Os Estados Unidos tinha advertido o Iraque contra tal invasão. Mas Hussein enviou as tropas assim mesmo, dizendo que tinha sido convidado pelo líder do Partido Democrático do Curdistão, um dos dois grupos curdos que lutam entre si. O ataque norte-americano chamou a atenção do mundo para a condição dos curdos, uma das maiores minorias étnicas sem pátria. Mais de 20 milhões de curdos vivem nas montanhas do Iraque, na Turquia, Síria, Irã, Azerbaijão e Armênia.

CULTURA ÚNICA

Os curdos, que são muçulmanos, têm sua própria língua e cultura. Em 1920, depois da I Guerra Mundial, um tratado internacional exigiu a criação de um estado curdo independente. Embora  sempre tenham defendido a criação desse estado, os curdos permanecem submetidos a um governo estrangeiro. Em todos os países onde vivem, os curdos vêm enfrentando problemas que vão desde a discriminação até tentativas de genocídio. Os curdos muitas vezes desempenharam o papel de peões políticos nos violentos jogos de xadrez das nações que os hospedam, o que só faz reforçar um antigo ditado curdo que diz que "além das montanhas, os curdos não têm amigos."

Até os Estados Unidos, apesar do ataque de setembro, não têm sido um amigo confiável. No início dos anos 70, por exemplo, eles recrutaram os curdos para um esquema velado para tentar tirar Saddam Hussein, com a ajuda do vizinho Irã. Em troca, os Estados Unidos prometeram a independência curda.

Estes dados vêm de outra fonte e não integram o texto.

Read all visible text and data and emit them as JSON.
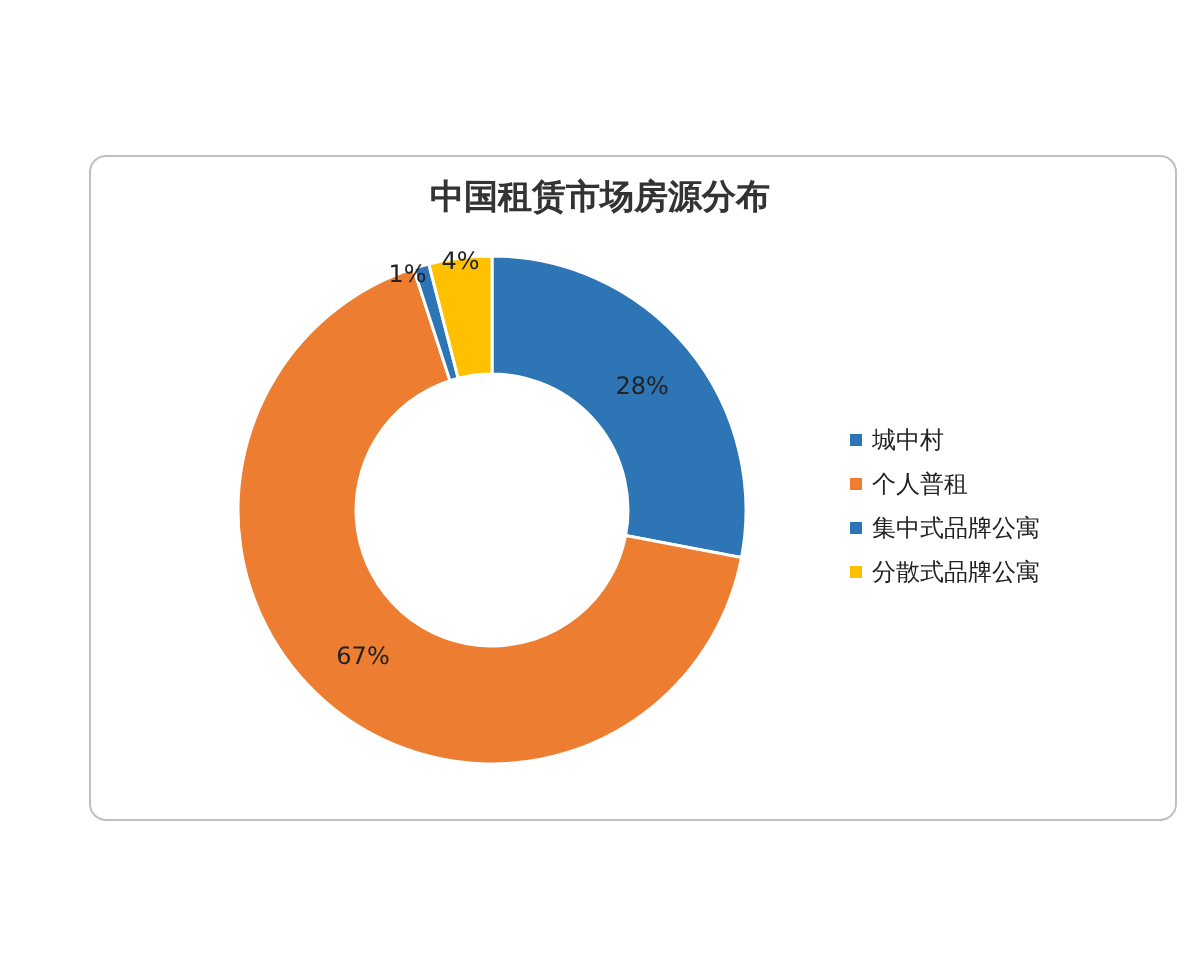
{
  "chart_data": {
    "type": "donut",
    "title": "中国租赁市场房源分布",
    "categories": [
      "城中村",
      "个人普租",
      "集中式品牌公寓",
      "分散式品牌公寓"
    ],
    "values": [
      28,
      67,
      1,
      4
    ],
    "value_labels": [
      "28%",
      "67%",
      "1%",
      "4%"
    ],
    "colors": [
      "#2e75b6",
      "#ed7d31",
      "#2e75b6",
      "#ffc000"
    ],
    "legend": "right"
  }
}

Mas, quando mais tarde  Iraque e Irã assinaram um acordo de paz, o Iraque esmagou os curdos e os Estados Unidos fingiram que não viram.

A AJUDA PROMETIDA

Quando em 1991 o Iraque foi derrotado na Guerra do Golfo pelos Estados Unidos e seus aliados, o presidente George Bush prometeu ajuda americana no caso de os curdos do norte do Iraque se rebelarem contra Saddam Hussein. Quando eles iniciaram a revolta, Hussein reagiu e os Estados Unidos não intervieram. Mais de 1,5 milhão de curdos fugiram para a Turquia e Irã,   sentindo-se traídos mais uma vez. No meio dessa crise, os Estados Unidos declararam que os curdos que permanecessem no norte do Iraque teriam a sua proteção e advertiram Hussein para que se mantivesse afastado da região.

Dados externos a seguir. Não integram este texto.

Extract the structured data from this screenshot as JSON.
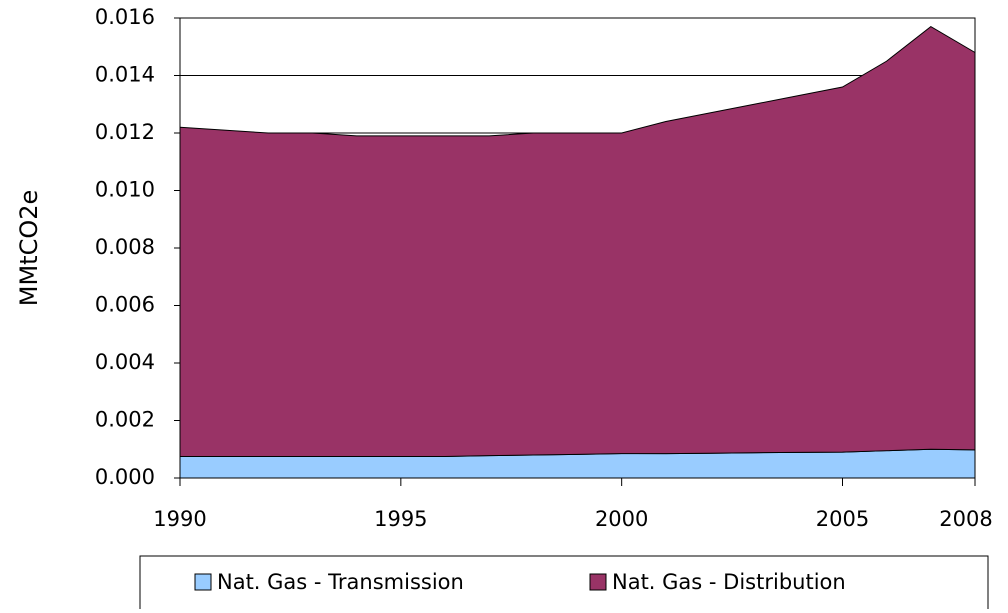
{
  "chart_data": {
    "type": "stacked-area",
    "y_label": "MMtCO2e",
    "x": [
      1990,
      1991,
      1992,
      1993,
      1994,
      1995,
      1996,
      1997,
      1998,
      1999,
      2000,
      2001,
      2002,
      2003,
      2004,
      2005,
      2006,
      2007,
      2008
    ],
    "series": [
      {
        "name": "Nat. Gas - Transmission",
        "color": "#99ccff",
        "values": [
          0.00075,
          0.00075,
          0.00075,
          0.00075,
          0.00075,
          0.00075,
          0.00075,
          0.00078,
          0.0008,
          0.00082,
          0.00085,
          0.00085,
          0.00086,
          0.00088,
          0.00089,
          0.0009,
          0.00095,
          0.001,
          0.00098
        ]
      },
      {
        "name": "Nat. Gas - Distribution",
        "color": "#993366",
        "values": [
          0.01145,
          0.01135,
          0.01125,
          0.01125,
          0.01115,
          0.01115,
          0.01115,
          0.01112,
          0.0112,
          0.01118,
          0.01115,
          0.01155,
          0.01184,
          0.01212,
          0.01241,
          0.0127,
          0.01355,
          0.0147,
          0.01382
        ]
      }
    ],
    "xlim": [
      1990,
      2008
    ],
    "xticks": [
      1990,
      1995,
      2000,
      2005,
      2008
    ],
    "ylim": [
      0,
      0.016
    ],
    "yticks": [
      {
        "value": 0,
        "label": "0.000"
      },
      {
        "value": 0.002,
        "label": "0.002"
      },
      {
        "value": 0.004,
        "label": "0.004"
      },
      {
        "value": 0.006,
        "label": "0.006"
      },
      {
        "value": 0.008,
        "label": "0.008"
      },
      {
        "value": 0.01,
        "label": "0.010"
      },
      {
        "value": 0.012,
        "label": "0.012"
      },
      {
        "value": 0.014,
        "label": "0.014"
      },
      {
        "value": 0.016,
        "label": "0.016"
      }
    ],
    "grid": true
  }
}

Mas, com o sonho da independência esmagado, grupos políticos curdos, antes unidos, começaram a lutar entre si, até que os Estados Unidos avalizaram um cessar fogo em 1993, A divisão determinou que grupos rivais buscassem ajuda externa. Um grupo, a União Patriótica do Curdistão, voltou-se para o Irã. Em resposta, o outro grupo, (PDC) pediu a seu antigo arqui-inimigo, o Iraque, para juntar forças e desalojar os rivais curdos do norte do Iraque.

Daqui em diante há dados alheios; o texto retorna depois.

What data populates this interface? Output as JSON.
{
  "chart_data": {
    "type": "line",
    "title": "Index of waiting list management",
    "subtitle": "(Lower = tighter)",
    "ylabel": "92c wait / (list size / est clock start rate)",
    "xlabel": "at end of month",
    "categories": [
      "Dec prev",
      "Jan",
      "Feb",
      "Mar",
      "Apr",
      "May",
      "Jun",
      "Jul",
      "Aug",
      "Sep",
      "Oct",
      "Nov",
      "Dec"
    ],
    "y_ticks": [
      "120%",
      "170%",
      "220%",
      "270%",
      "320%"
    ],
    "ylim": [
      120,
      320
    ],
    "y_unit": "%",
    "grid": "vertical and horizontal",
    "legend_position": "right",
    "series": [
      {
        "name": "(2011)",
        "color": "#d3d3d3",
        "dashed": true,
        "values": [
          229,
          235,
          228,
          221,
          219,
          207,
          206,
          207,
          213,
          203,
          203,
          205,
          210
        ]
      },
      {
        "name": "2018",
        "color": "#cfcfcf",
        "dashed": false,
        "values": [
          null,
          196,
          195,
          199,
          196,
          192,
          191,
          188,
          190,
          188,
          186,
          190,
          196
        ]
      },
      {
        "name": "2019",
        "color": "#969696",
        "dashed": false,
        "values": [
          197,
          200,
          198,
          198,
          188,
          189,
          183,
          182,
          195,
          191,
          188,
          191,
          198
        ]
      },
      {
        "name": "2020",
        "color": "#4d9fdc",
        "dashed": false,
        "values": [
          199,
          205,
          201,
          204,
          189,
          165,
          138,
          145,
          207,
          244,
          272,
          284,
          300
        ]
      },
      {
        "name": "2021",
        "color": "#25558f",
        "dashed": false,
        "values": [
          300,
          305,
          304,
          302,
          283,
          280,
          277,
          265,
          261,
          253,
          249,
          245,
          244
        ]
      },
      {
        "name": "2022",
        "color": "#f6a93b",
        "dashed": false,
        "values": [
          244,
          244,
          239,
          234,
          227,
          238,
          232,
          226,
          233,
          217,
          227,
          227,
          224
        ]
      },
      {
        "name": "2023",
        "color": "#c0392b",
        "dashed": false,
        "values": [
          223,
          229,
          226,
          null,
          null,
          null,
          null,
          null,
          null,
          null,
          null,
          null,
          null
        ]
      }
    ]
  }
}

Embora os ataques americanos tenham levado Saddam Hussein a retirar suas tropas do norte do Curdistão, os partidários do PDC permanecem firmes no controle da região. E os Estados Unidos tornaram claro que não deflagarão uma guerra para salvar os curdos. Como disse um oficial curdo anti-iraquiano recentemente a um repórter americano "os americanos só estão interessados em ficar lá, sem luta. Eles não querem 'nem a guerra nem a paz' - e sim manter-nos no limbo, como sempre estivemos."


O mapa mostra a área chamada Curdistão e os países ao redor. Sua população se distribui principalmente pelo Iraque, Irã, Síria e Turquia, sendo que o maior contingente está localizado na Turquia.